O governo Bolsonaro é o mais ideológico de todos, já que por ideologia devemos entender a falsificação da realidade, dos fatos. Se formos pegar a história das crenças e das ideias religiosas, o governo Bolsonaro pode ser comparado ao do “falso profeta", profetas cultuais que trabalhavam ao lado do poder político e “predizem ao rei a vitória desejada".[4]
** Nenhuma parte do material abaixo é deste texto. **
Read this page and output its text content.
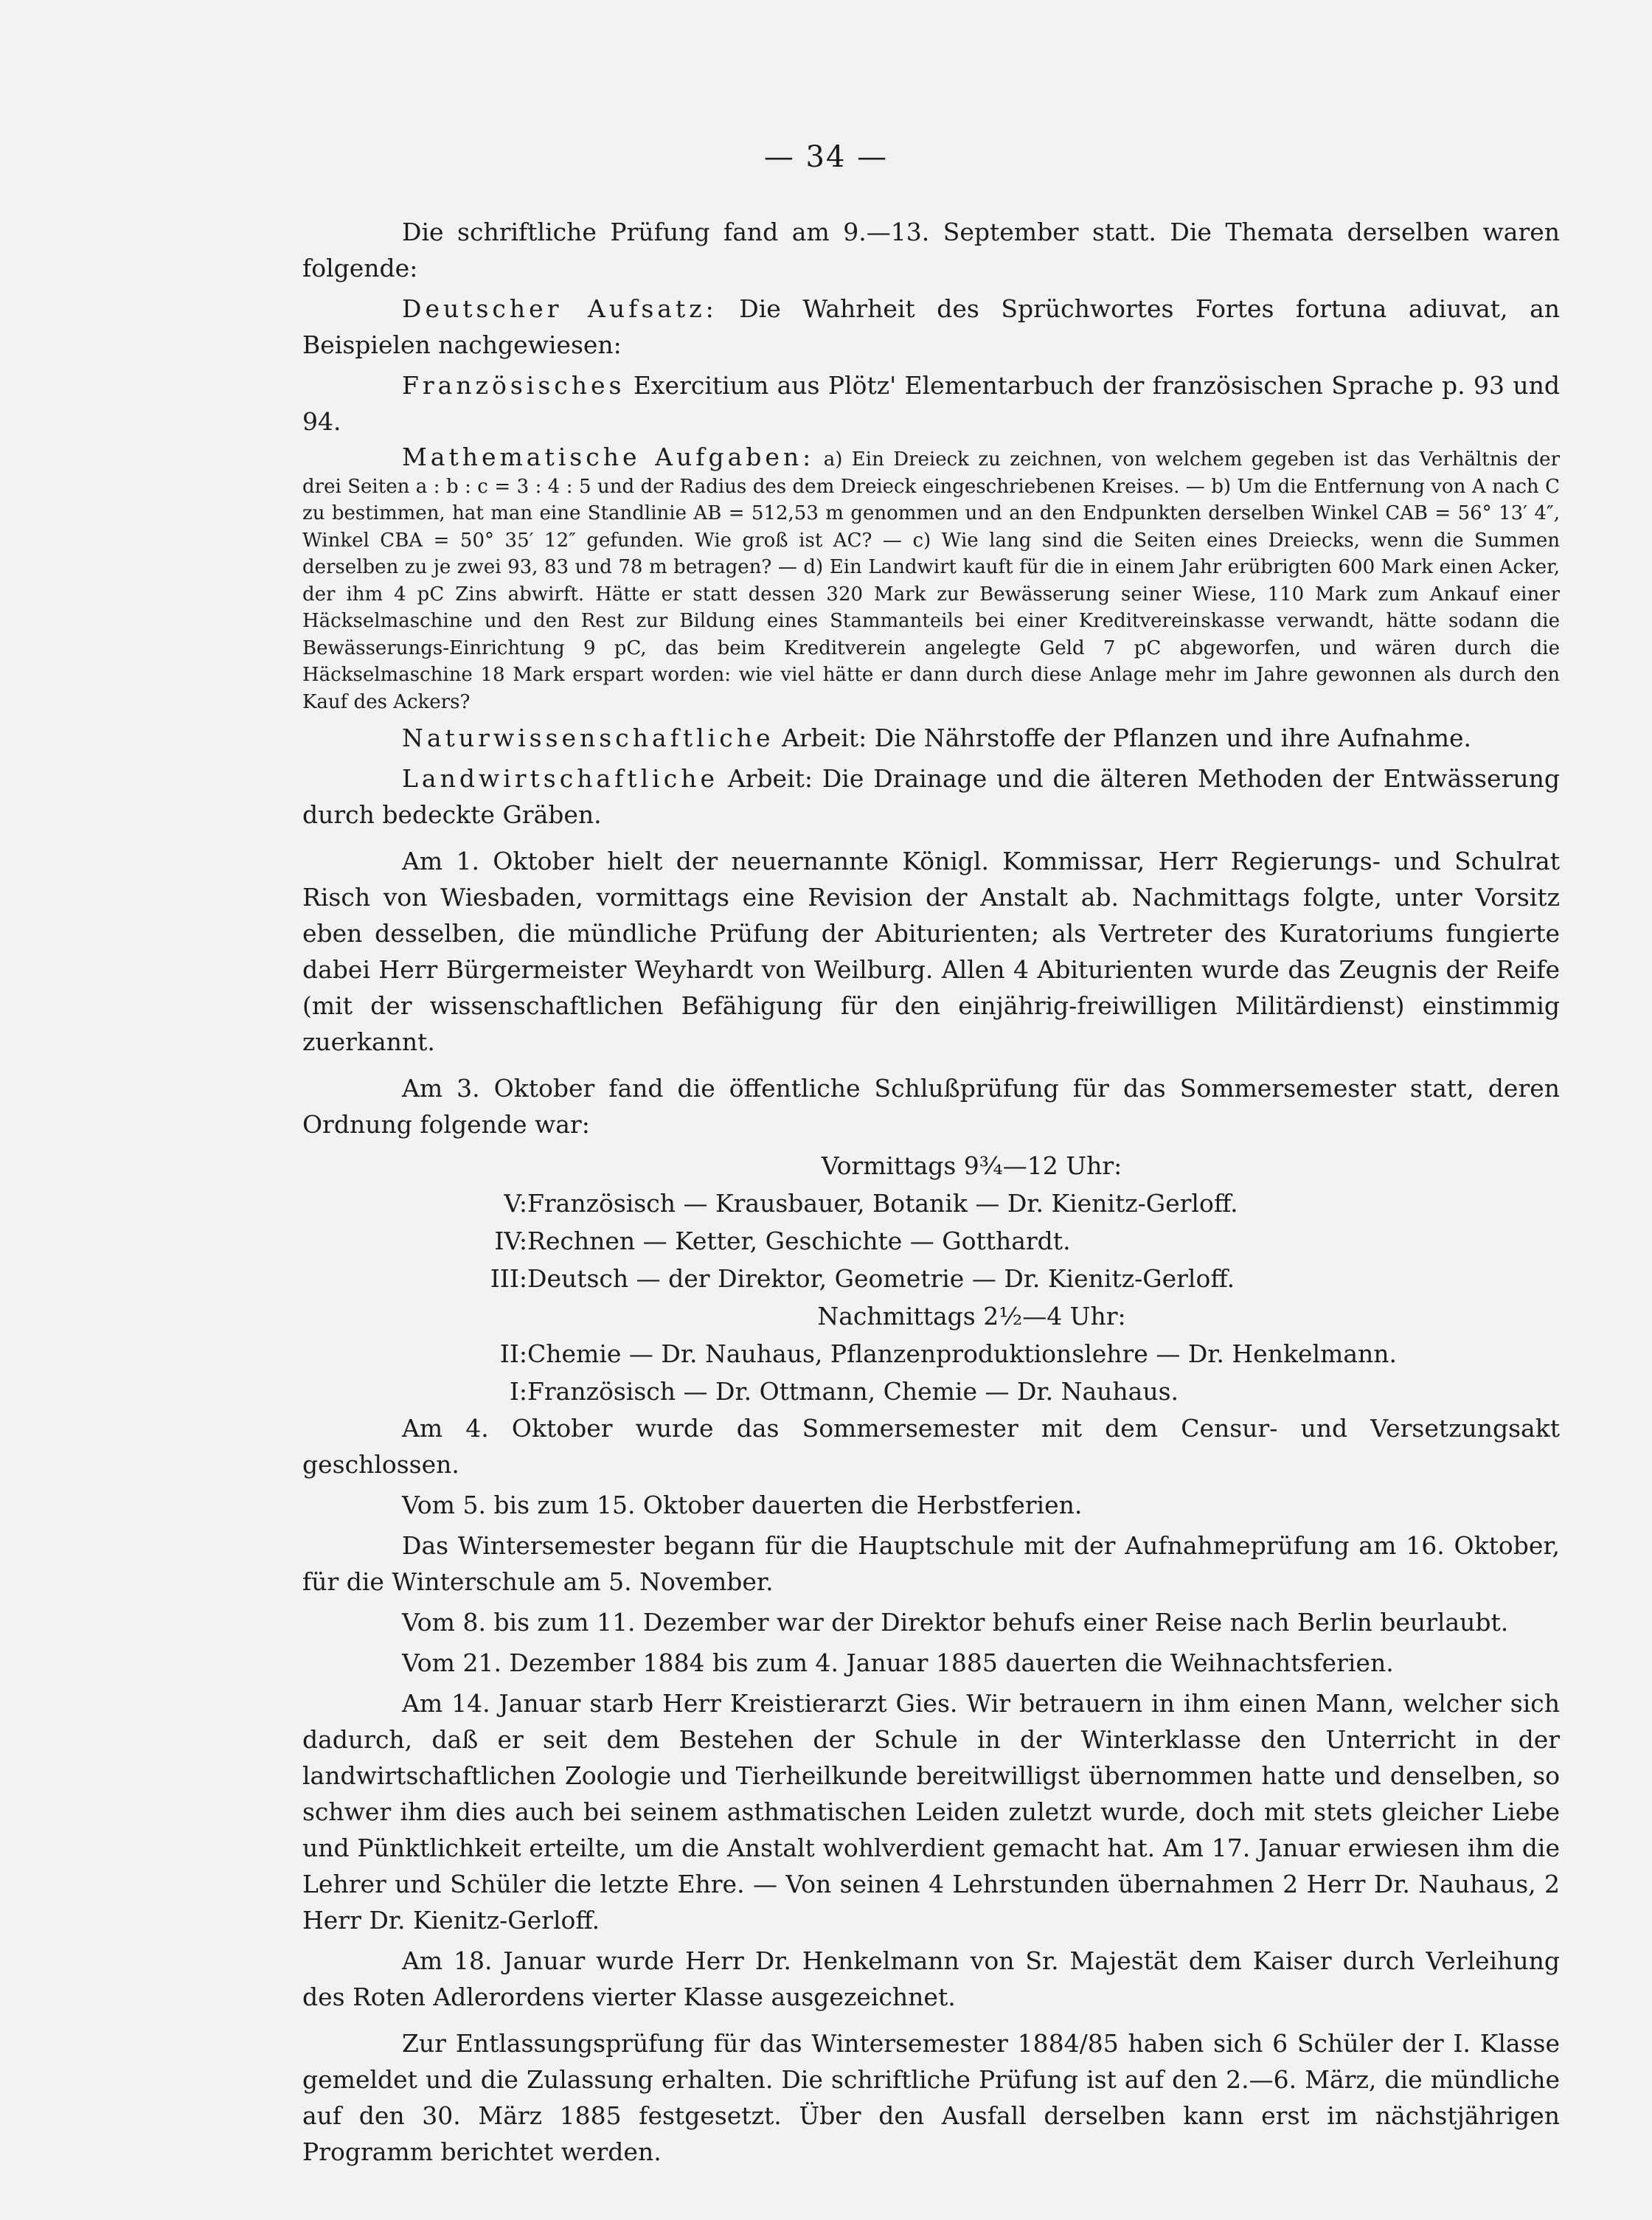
— 34 —

Die schriftliche Prüfung fand am 9.—13. September statt. Die Themata derselben waren folgende:

Deutscher Aufsatz: Die Wahrheit des Sprüchwortes Fortes fortuna adiuvat, an Beispielen nachgewiesen:

Französisches Exercitium aus Plötz' Elementarbuch der französischen Sprache p. 93 und 94.

Mathematische Aufgaben: a) Ein Dreieck zu zeichnen, von welchem gegeben ist das Verhältnis der drei Seiten a : b : c = 3 : 4 : 5 und der Radius des dem Dreieck eingeschriebenen Kreises. — b) Um die Entfernung von A nach C zu bestimmen, hat man eine Standlinie AB = 512,53 m genommen und an den Endpunkten derselben Winkel CAB = 56° 13′ 4″, Winkel CBA = 50° 35′ 12″ gefunden. Wie groß ist AC? — c) Wie lang sind die Seiten eines Dreiecks, wenn die Summen derselben zu je zwei 93, 83 und 78 m betragen? — d) Ein Landwirt kauft für die in einem Jahr erübrigten 600 Mark einen Acker, der ihm 4 pC Zins abwirft. Hätte er statt dessen 320 Mark zur Bewässerung seiner Wiese, 110 Mark zum Ankauf einer Häckselmaschine und den Rest zur Bildung eines Stammanteils bei einer Kreditvereinskasse verwandt, hätte sodann die Bewässerungs-Einrichtung 9 pC, das beim Kreditverein angelegte Geld 7 pC abgeworfen, und wären durch die Häckselmaschine 18 Mark erspart worden: wie viel hätte er dann durch diese Anlage mehr im Jahre gewonnen als durch den Kauf des Ackers?

Naturwissenschaftliche Arbeit: Die Nährstoffe der Pflanzen und ihre Aufnahme.

Landwirtschaftliche Arbeit: Die Drainage und die älteren Methoden der Entwässerung durch bedeckte Gräben.

Am 1. Oktober hielt der neuernannte Königl. Kommissar, Herr Regierungs- und Schulrat Risch von Wiesbaden, vormittags eine Revision der Anstalt ab. Nachmittags folgte, unter Vorsitz eben desselben, die mündliche Prüfung der Abiturienten; als Vertreter des Kuratoriums fungierte dabei Herr Bürgermeister Weyhardt von Weilburg. Allen 4 Abiturienten wurde das Zeugnis der Reife (mit der wissenschaftlichen Befähigung für den einjährig-freiwilligen Militärdienst) einstimmig zuerkannt.

Am 3. Oktober fand die öffentliche Schlußprüfung für das Sommersemester statt, deren Ordnung folgende war:

Vormittags 9¾—12 Uhr:
V: Französisch — Krausbauer, Botanik — Dr. Kienitz-Gerloff.
IV: Rechnen — Ketter, Geschichte — Gotthardt.
III: Deutsch — der Direktor, Geometrie — Dr. Kienitz-Gerloff.
Nachmittags 2½—4 Uhr:
II: Chemie — Dr. Nauhaus, Pflanzenproduktionslehre — Dr. Henkelmann.
I: Französisch — Dr. Ottmann, Chemie — Dr. Nauhaus.

Am 4. Oktober wurde das Sommersemester mit dem Censur- und Versetzungsakt geschlossen.

Vom 5. bis zum 15. Oktober dauerten die Herbstferien.

Das Wintersemester begann für die Hauptschule mit der Aufnahmeprüfung am 16. Oktober, für die Winterschule am 5. November.

Vom 8. bis zum 11. Dezember war der Direktor behufs einer Reise nach Berlin beurlaubt.

Vom 21. Dezember 1884 bis zum 4. Januar 1885 dauerten die Weihnachtsferien.

Am 14. Januar starb Herr Kreistierarzt Gies. Wir betrauern in ihm einen Mann, welcher sich dadurch, daß er seit dem Bestehen der Schule in der Winterklasse den Unterricht in der landwirtschaftlichen Zoologie und Tierheilkunde bereitwilligst übernommen hatte und denselben, so schwer ihm dies auch bei seinem asthmatischen Leiden zuletzt wurde, doch mit stets gleicher Liebe und Pünktlichkeit erteilte, um die Anstalt wohlverdient gemacht hat. Am 17. Januar erwiesen ihm die Lehrer und Schüler die letzte Ehre. — Von seinen 4 Lehrstunden übernahmen 2 Herr Dr. Nauhaus, 2 Herr Dr. Kienitz-Gerloff.

Am 18. Januar wurde Herr Dr. Henkelmann von Sr. Majestät dem Kaiser durch Verleihung des Roten Adlerordens vierter Klasse ausgezeichnet.

Zur Entlassungsprüfung für das Wintersemester 1884/85 haben sich 6 Schüler der I. Klasse gemeldet und die Zulassung erhalten. Die schriftliche Prüfung ist auf den 2.—6. März, die mündliche auf den 30. März 1885 festgesetzt. Über den Ausfall derselben kann erst im nächstjährigen Programm berichtet werden.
A falsidade “cristã”, apoiar-se em uma moral e a partir dela tudo se torna bom e justo, passou a ser a base do governo atual. As redes sociais e a facilidade de produzir farsas fizeram com que a nossa era fosse muito mais dominada pela farsa que o Antigo Regime que Voltaire e outros filósofos iluministas criticavam. Será que a razão terá capacidade de derrubar novamente as trevas?

 

[1] CHARAUDEAU, Patrick. Discurso político. Trad: Fabiana Komesu e Dilson Ferreira da Cruz. São Paulo: Contexto, 2006. p. 106.

[2] VOLTAIRE. Dicionário filosófico. São Paulo: Martin Claret, 2006, p. 240.

[3] Id., p. 216.

[4] ELIADE, M. História das crenças e das ideias religiosas. Tomo 1, Vol. 2. Rio de Janeiro: Zahar, 1983, p. 183.

*Este artigo não reflete, necessariamente, a opinião da Revista Fórum.